I live in Ontario Canada. Our area, we are allowed two garbage bags a week. After that you pay 2 dollars for each extra bag. We do A LOT of recycling around here.
I usually have two to four pins of recyclable a week (paper,carboard one week, cans the next),. I also have organic bin that is out on the curb each week….
IF we did not have that, than I would have TONS of garbage bags out on the curb. So much items I purchase is wrapped to the extreme…sigh….
Very insightful
Well, I try to reduce the amount of garbage by doing these things:
- Recycle: Glass, Tin/metal, Plastic, etc.
- Composting
- Cloth diapering
- Reusable Towels, Microfiber Mops, etc.
-Reusable containers for storing foods (don’t use as many plastic baggies, etc.)
- Reusable bags for groceries, etc.
It is amazing how easily garbage can pile up..even with reducing in these ways. But, it is worth it…
Blessings,
Bella
http://lildaisies.blogspot.com
We pay $2.00 for a bag. We try to only have 1 bag a week for a family of 5, sometimes it’s 2. We do recycle so that cuts down on our waste. We are careful of what we throw into the trash.
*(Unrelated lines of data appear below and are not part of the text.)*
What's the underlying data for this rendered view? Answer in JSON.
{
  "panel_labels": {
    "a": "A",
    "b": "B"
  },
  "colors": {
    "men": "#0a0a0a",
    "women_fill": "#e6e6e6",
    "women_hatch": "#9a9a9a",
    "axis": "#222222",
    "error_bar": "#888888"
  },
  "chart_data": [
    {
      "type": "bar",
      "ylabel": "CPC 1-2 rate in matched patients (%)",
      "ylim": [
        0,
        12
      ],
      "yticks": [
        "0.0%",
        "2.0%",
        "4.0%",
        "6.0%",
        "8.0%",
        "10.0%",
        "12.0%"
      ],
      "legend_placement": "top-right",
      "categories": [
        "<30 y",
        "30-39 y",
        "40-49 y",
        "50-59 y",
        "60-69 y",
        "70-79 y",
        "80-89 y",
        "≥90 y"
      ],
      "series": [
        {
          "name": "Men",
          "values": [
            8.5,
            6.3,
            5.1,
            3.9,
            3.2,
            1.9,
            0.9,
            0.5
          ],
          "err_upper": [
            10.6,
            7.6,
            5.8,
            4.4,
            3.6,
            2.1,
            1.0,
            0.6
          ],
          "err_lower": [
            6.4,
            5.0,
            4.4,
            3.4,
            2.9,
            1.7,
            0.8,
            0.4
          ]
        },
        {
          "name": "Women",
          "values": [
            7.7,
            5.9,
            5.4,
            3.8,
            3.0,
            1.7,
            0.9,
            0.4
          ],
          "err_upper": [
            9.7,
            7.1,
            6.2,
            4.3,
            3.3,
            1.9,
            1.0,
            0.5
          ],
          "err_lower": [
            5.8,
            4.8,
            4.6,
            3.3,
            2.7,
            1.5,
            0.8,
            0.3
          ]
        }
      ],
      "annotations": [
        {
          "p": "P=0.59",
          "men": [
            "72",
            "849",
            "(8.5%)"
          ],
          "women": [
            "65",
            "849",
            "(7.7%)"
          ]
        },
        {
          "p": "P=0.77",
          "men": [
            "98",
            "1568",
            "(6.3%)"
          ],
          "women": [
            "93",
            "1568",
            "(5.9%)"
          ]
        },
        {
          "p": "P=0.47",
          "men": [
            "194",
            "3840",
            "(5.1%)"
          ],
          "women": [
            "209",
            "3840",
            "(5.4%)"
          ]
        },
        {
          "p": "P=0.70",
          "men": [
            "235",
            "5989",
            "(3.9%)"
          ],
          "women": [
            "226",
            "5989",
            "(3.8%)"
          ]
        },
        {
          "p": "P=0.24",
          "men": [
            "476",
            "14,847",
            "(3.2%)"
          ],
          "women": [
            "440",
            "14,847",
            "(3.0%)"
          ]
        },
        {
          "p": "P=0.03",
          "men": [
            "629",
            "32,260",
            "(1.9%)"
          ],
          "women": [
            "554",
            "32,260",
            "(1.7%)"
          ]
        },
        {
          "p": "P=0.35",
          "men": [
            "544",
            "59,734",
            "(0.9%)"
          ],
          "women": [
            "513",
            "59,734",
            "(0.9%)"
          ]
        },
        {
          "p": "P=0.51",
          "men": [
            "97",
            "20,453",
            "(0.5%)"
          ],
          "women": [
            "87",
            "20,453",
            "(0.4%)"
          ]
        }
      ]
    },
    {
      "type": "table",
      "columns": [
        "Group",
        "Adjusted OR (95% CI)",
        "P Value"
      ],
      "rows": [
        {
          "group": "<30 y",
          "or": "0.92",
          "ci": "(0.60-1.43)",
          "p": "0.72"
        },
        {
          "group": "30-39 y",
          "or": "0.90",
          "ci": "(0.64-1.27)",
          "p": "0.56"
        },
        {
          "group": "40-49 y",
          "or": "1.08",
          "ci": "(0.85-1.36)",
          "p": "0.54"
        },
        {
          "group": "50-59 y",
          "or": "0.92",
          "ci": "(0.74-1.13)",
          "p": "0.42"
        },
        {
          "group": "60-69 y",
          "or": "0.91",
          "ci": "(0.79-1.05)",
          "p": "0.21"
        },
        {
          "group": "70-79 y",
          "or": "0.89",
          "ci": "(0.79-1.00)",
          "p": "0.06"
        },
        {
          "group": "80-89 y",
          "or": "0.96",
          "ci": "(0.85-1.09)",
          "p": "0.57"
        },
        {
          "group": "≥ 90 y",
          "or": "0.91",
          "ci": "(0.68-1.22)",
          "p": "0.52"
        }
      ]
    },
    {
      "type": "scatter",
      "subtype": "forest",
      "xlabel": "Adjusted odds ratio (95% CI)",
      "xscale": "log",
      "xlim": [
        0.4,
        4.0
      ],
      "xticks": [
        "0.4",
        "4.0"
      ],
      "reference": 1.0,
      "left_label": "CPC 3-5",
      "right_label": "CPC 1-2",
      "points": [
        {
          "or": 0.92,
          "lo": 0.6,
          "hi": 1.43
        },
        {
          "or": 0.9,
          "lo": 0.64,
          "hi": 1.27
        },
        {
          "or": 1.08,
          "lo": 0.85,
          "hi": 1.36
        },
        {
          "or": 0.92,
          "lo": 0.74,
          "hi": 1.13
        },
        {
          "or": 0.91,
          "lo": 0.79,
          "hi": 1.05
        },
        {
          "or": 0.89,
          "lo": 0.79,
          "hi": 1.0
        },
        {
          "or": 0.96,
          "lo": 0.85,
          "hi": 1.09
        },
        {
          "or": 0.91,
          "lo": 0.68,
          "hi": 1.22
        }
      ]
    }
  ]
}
Recently I got to thinking about all the items we buy just to throw away – paper towels, trash bags, toilet paper (that one is absolutely necessary), etc. I hate having to buy items from the store just to throw them away. We started recycling last year and it has saved me at least 4 trash bags a month. Also, I don’t spend a fortune on trash bags. I buy the cheapest ones I can find. It’s amazing how much money one can spend on trash bags. I mean, come on people, you’re throwing it away! I need to start recycling even more stuff so I can save even more trash bags. Enjoyed your post.
Keep in mind that when your trash gets picked up it might be burned anyway: I know that’s what happens to our trash, and the energy created in the burning is usable, so it’s actually more beneficial than garbage sitting in a landfill. Just a thought.
We pay $2.50 a bag. And the recyclables are free. We try and recycle all paper, plastic, glass. Here we pay a deposit on soda bottles, cans and water bottles. So we try and only put out a bag every other week.
I grew up in a rural area of Maryland and there were 7 of us (my folks and us 5 kids). When we were kids, and especially when we were teens and eating 24/7, I could swear my dad took the kitchen trash out at least once a day. That would be 30 bags of garbage a month! We were not nearly as conscious about waste as my family is today (but then again, it wasn’t something that was widely emphasized). We pay about $25/month for garbage pick-up and that includes recycling.
My trash service has different sized cans so I think if you are single or super trash reducers you can just get a smaller can and pay less.
My in-laws have to buy special garbage bags at the grocery store (in rural PA) for their trash, however, they are allowed to burn their trash as well. So, they burn as much as they can.
We pay around $20 per month for our trash pick-up regardless of how much trash we have. I used to be very mindful of it & had 7 recycle bins. But I stopped recycling altogether after neighborhood complaints about the collectors not collecting properly or at all resulted in property damage at my next door neighbors.
If I “had” to make changes I could. I still reuse whatever I can.